Johnny Byrne pens this episode that first debuted on 30 October, 1975, that sees Moonbase Alpha encountering yet another alien life form (something that they take way too easily in stride as a series. There should be wonder and discovery associated with these things, but instead we just dive into the story – although there is a hint of this in the pre-credit sequence).
A miles long spaceship (a pretty cool design) comes close to the travelling moon, and Koenig (Martin Landau) and his fellow Alphans meet a new group of humanoid aliens. Ones who have a very definitive class structure.
Investigating the ship, all the exploratory teams encounter different portions of the ship’s residents, There are some living in luxury, and others, used as slave labour, and forgotten amongst the lower decks. Then there are those referred to as mutants…
Koenig and Bergman (Barry Morse) end up in the upper class, while Russell (Barbara Bain) is captured by the lower class, all while Alan (Nick Tate) traverses the starship (with some nice matte paintings and models) looking for his fellows.
The episode features Joan Collins as one of the aliens, Kara.
It seems Kara and the fourteen surviving pure Darians have created a false mythology to keep the rest of the ‘unclean’ in servitude, and use them as resources.
Kara and the upper-class offer Koenig and Bergman the opportunity to have Alpha join them all on the ship. An offer he considers, until he learns what they are really doing to the rest of the people, and the fate they have planned for the Alphans.
This episode looks great, and the visuals are pretty sweet for the time. They could have changed this into a huge two-parter and made it really epic. After Breakaway, this is my favourite episode that I have screened so far.
Black Sun was written by David Weir and first aired on 6 November, 1975.
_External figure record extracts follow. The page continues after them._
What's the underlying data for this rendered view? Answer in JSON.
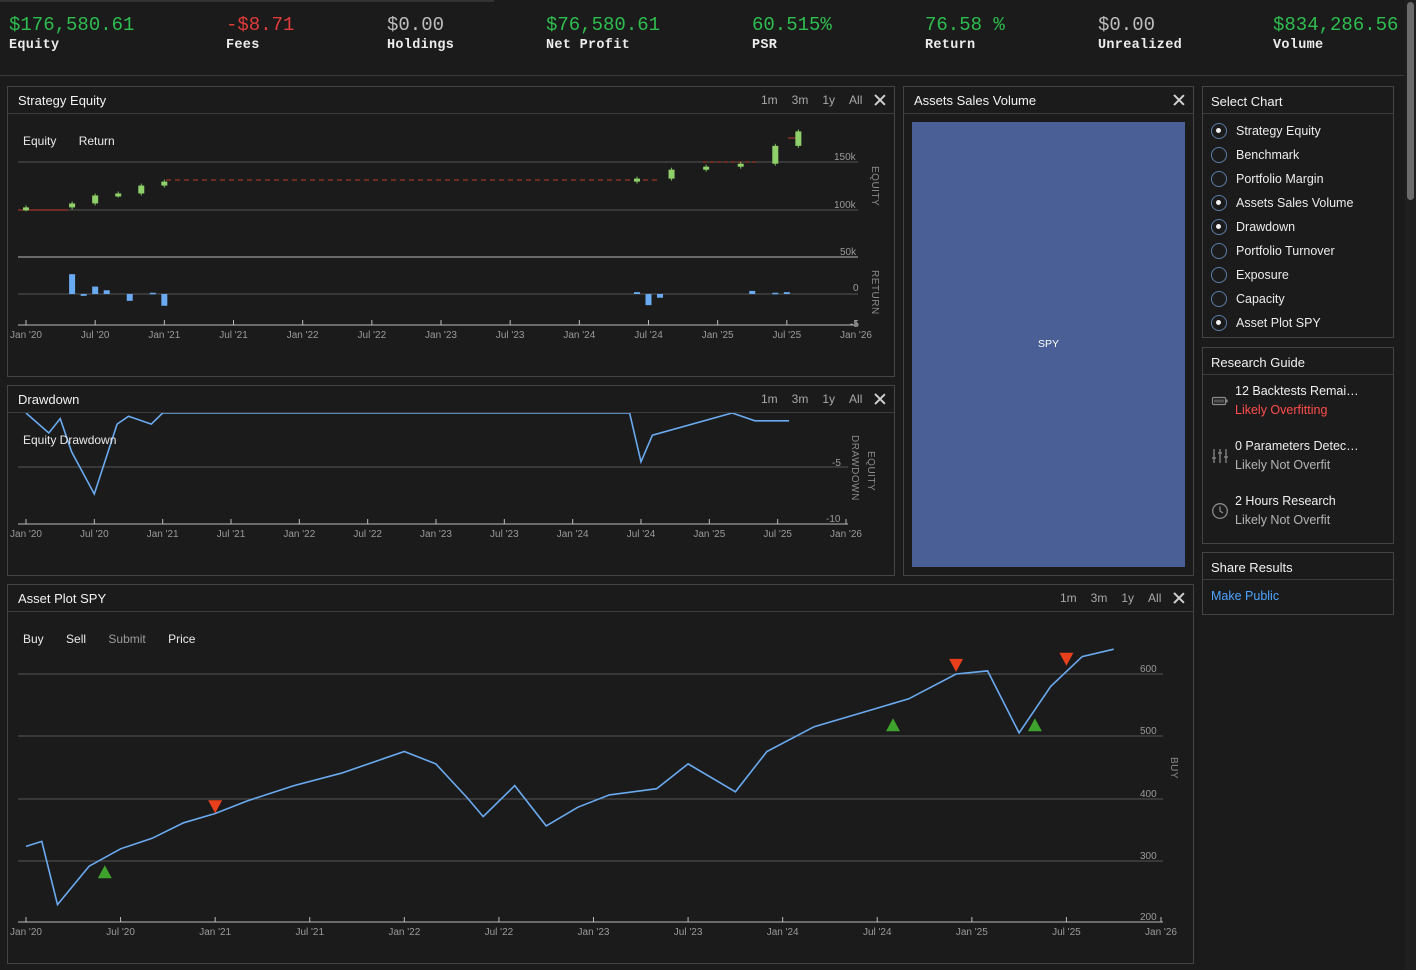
{
  "stats": [
    {
      "value": "$176,580.61",
      "label": "Equity",
      "color": "green"
    },
    {
      "value": "-$8.71",
      "label": "Fees",
      "color": "red"
    },
    {
      "value": "$0.00",
      "label": "Holdings",
      "color": "grey"
    },
    {
      "value": "$76,580.61",
      "label": "Net Profit",
      "color": "green"
    },
    {
      "value": "60.515%",
      "label": "PSR",
      "color": "green"
    },
    {
      "value": "76.58 %",
      "label": "Return",
      "color": "green"
    },
    {
      "value": "$0.00",
      "label": "Unrealized",
      "color": "grey"
    },
    {
      "value": "$834,286.56",
      "label": "Volume",
      "color": "green"
    }
  ],
  "range_buttons": [
    "1m",
    "3m",
    "1y",
    "All"
  ],
  "equity_panel": {
    "title": "Strategy Equity",
    "legend": [
      "Equity",
      "Return"
    ],
    "equity_axis_label": "EQUITY",
    "return_axis_label": "RETURN",
    "equity_ticks": [
      "150k",
      "100k",
      "50k"
    ],
    "return_ticks": [
      "0",
      "-5"
    ],
    "x_ticks": [
      "Jan '20",
      "Jul '20",
      "Jan '21",
      "Jul '21",
      "Jan '22",
      "Jul '22",
      "Jan '23",
      "Jul '23",
      "Jan '24",
      "Jul '24",
      "Jan '25",
      "Jul '25",
      "Jan '26"
    ]
  },
  "drawdown_panel": {
    "title": "Drawdown",
    "legend": [
      "Equity Drawdown"
    ],
    "axis_label_1": "EQUITY",
    "axis_label_2": "DRAWDOWN",
    "y_ticks": [
      "-5",
      "-10"
    ],
    "x_ticks": [
      "Jan '20",
      "Jul '20",
      "Jan '21",
      "Jul '21",
      "Jan '22",
      "Jul '22",
      "Jan '23",
      "Jul '23",
      "Jan '24",
      "Jul '24",
      "Jan '25",
      "Jul '25",
      "Jan '26"
    ]
  },
  "volume_panel": {
    "title": "Assets Sales Volume",
    "asset_label": "SPY",
    "color": "#4a5f96"
  },
  "asset_panel": {
    "title": "Asset Plot SPY",
    "legend": [
      "Buy",
      "Sell",
      "Submit",
      "Price"
    ],
    "axis_label": "BUY",
    "y_ticks": [
      "600",
      "500",
      "400",
      "300",
      "200"
    ],
    "x_ticks": [
      "Jan '20",
      "Jul '20",
      "Jan '21",
      "Jul '21",
      "Jan '22",
      "Jul '22",
      "Jan '23",
      "Jul '23",
      "Jan '24",
      "Jul '24",
      "Jan '25",
      "Jul '25",
      "Jan '26"
    ]
  },
  "select_chart": {
    "title": "Select Chart",
    "options": [
      {
        "label": "Strategy Equity",
        "checked": true
      },
      {
        "label": "Benchmark",
        "checked": false
      },
      {
        "label": "Portfolio Margin",
        "checked": false
      },
      {
        "label": "Assets Sales Volume",
        "checked": true
      },
      {
        "label": "Drawdown",
        "checked": true
      },
      {
        "label": "Portfolio Turnover",
        "checked": false
      },
      {
        "label": "Exposure",
        "checked": false
      },
      {
        "label": "Capacity",
        "checked": false
      },
      {
        "label": "Asset Plot SPY",
        "checked": true
      }
    ]
  },
  "research_guide": {
    "title": "Research Guide",
    "items": [
      {
        "title": "12 Backtests Remai…",
        "status": "Likely Overfitting",
        "icon": "battery-icon",
        "warn": true
      },
      {
        "title": "0 Parameters Detec…",
        "status": "Likely Not Overfit",
        "icon": "sliders-icon",
        "warn": false
      },
      {
        "title": "2 Hours Research",
        "status": "Likely Not Overfit",
        "icon": "clock-icon",
        "warn": false
      }
    ]
  },
  "share": {
    "title": "Share Results",
    "link": "Make Public"
  },
  "chart_data": [
    {
      "type": "line",
      "title": "Strategy Equity",
      "ylabel": "EQUITY",
      "ylim": [
        50000,
        180000
      ],
      "x": [
        "2020-01",
        "2020-05",
        "2020-07",
        "2020-09",
        "2020-11",
        "2021-01",
        "2024-06",
        "2024-09",
        "2024-12",
        "2025-03",
        "2025-06",
        "2025-08"
      ],
      "series": [
        {
          "name": "Equity",
          "values": [
            100000,
            104000,
            112000,
            114000,
            122000,
            126000,
            129000,
            138000,
            141000,
            144000,
            162000,
            176580
          ]
        }
      ]
    },
    {
      "type": "bar",
      "title": "Strategy Equity",
      "ylabel": "RETURN",
      "ylim": [
        -5,
        4
      ],
      "x": [
        "2020-05",
        "2020-06",
        "2020-07",
        "2020-08",
        "2020-10",
        "2020-12",
        "2021-01",
        "2024-06",
        "2024-07",
        "2024-08",
        "2025-04",
        "2025-06",
        "2025-07"
      ],
      "series": [
        {
          "name": "Return",
          "values": [
            3.2,
            -0.3,
            1.2,
            0.6,
            -1.1,
            0.2,
            -1.9,
            0.3,
            -1.8,
            -0.6,
            0.5,
            0.2,
            0.3
          ]
        }
      ]
    },
    {
      "type": "line",
      "title": "Drawdown",
      "ylabel": "EQUITY DRAWDOWN",
      "ylim": [
        -10,
        0
      ],
      "x": [
        "2020-01",
        "2020-03",
        "2020-04",
        "2020-05",
        "2020-07",
        "2020-09",
        "2020-10",
        "2020-12",
        "2021-01",
        "2024-06",
        "2024-07",
        "2024-08",
        "2025-03",
        "2025-05",
        "2025-08"
      ],
      "series": [
        {
          "name": "Equity Drawdown",
          "values": [
            0,
            -1.8,
            -0.5,
            -3.5,
            -7.3,
            -1.0,
            -0.3,
            -1.0,
            0,
            0,
            -4.4,
            -2.0,
            0,
            -0.7,
            -0.7
          ]
        }
      ]
    },
    {
      "type": "bar",
      "title": "Assets Sales Volume",
      "categories": [
        "SPY"
      ],
      "values": [
        834286.56
      ]
    },
    {
      "type": "line",
      "title": "Asset Plot SPY",
      "ylabel": "BUY",
      "ylim": [
        200,
        650
      ],
      "x": [
        "2020-01",
        "2020-02",
        "2020-03",
        "2020-05",
        "2020-07",
        "2020-09",
        "2020-11",
        "2021-01",
        "2021-03",
        "2021-06",
        "2021-09",
        "2022-01",
        "2022-03",
        "2022-05",
        "2022-06",
        "2022-08",
        "2022-10",
        "2022-12",
        "2023-02",
        "2023-05",
        "2023-07",
        "2023-10",
        "2023-12",
        "2024-03",
        "2024-07",
        "2024-09",
        "2024-12",
        "2025-02",
        "2025-04",
        "2025-06",
        "2025-08",
        "2025-10"
      ],
      "series": [
        {
          "name": "Price",
          "values": [
            322,
            330,
            228,
            290,
            318,
            335,
            360,
            375,
            395,
            420,
            440,
            475,
            455,
            400,
            370,
            420,
            355,
            385,
            405,
            415,
            455,
            410,
            475,
            515,
            545,
            560,
            600,
            605,
            505,
            580,
            628,
            640
          ]
        },
        {
          "name": "Buy",
          "x": [
            "2020-06",
            "2024-08",
            "2025-05"
          ],
          "values": [
            290,
            527,
            527
          ]
        },
        {
          "name": "Sell",
          "x": [
            "2021-01",
            "2024-12",
            "2025-07"
          ],
          "values": [
            377,
            605,
            615
          ]
        }
      ]
    }
  ]
}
Alpha is tumbling towards a black hole, or black sun, the pull of it increasing moment to moment. Bergman is able to come up with a plan, an energy field to protect the base, but Koenig feels that just won’t be enough, and selects six designated survivors to escape in an Eagle.
Trouble starts when an asteroid first headed for Alpha is pulled off course and destroyed by the black hole, and we are given an emotional arc, when Sandra (Zienia Merton), one of command’s main workers loses her lover when he pilots an Eagle to close to it.
Bergman’s plan is to protect the base… but what about the rest of the moon? I don’t quite understand the logic in that.
And why would Koenig be right, and know more about a black hole (sun) than Bergman?
We do learn, after a short circuit that gives the professor a bit of a jolt, that Bergman has a mechanical heart- interesting character note, and one that may never be revisited again. I think as much as I am enjoying the show, there’s a lack of series continuity, let alone a series long arc. But that’s no detracting from my enjoyment that much.
Koenig selects six people, including Alan, Russell, and Sandra who will be in the Eagle. As the Eagle departs, Koenig and Bergman (and those that remain on Alpha) prepare for the end, and it is Bergman, the scientist that leads a metaphysical discussion.
The rest of the Alphans find solace as they can. while Koenig and Bergman sit in command and discuss possibilities, just as something very odd starts to happen (and honestly, not very scientific).It tries for a very brief moment to go all 2001: A Space Odyssey, with ageing, some pseudo-scientific discussions, some strange visuals… It doesn’t work as well as Kubrick’s film, but that’s okay, the up side is that Moonbase Alpha, and the moon come out the other side of its encounter with the black sun (on the other side of the universe), reunite with the eagle and its crew and continue their interstellar travels.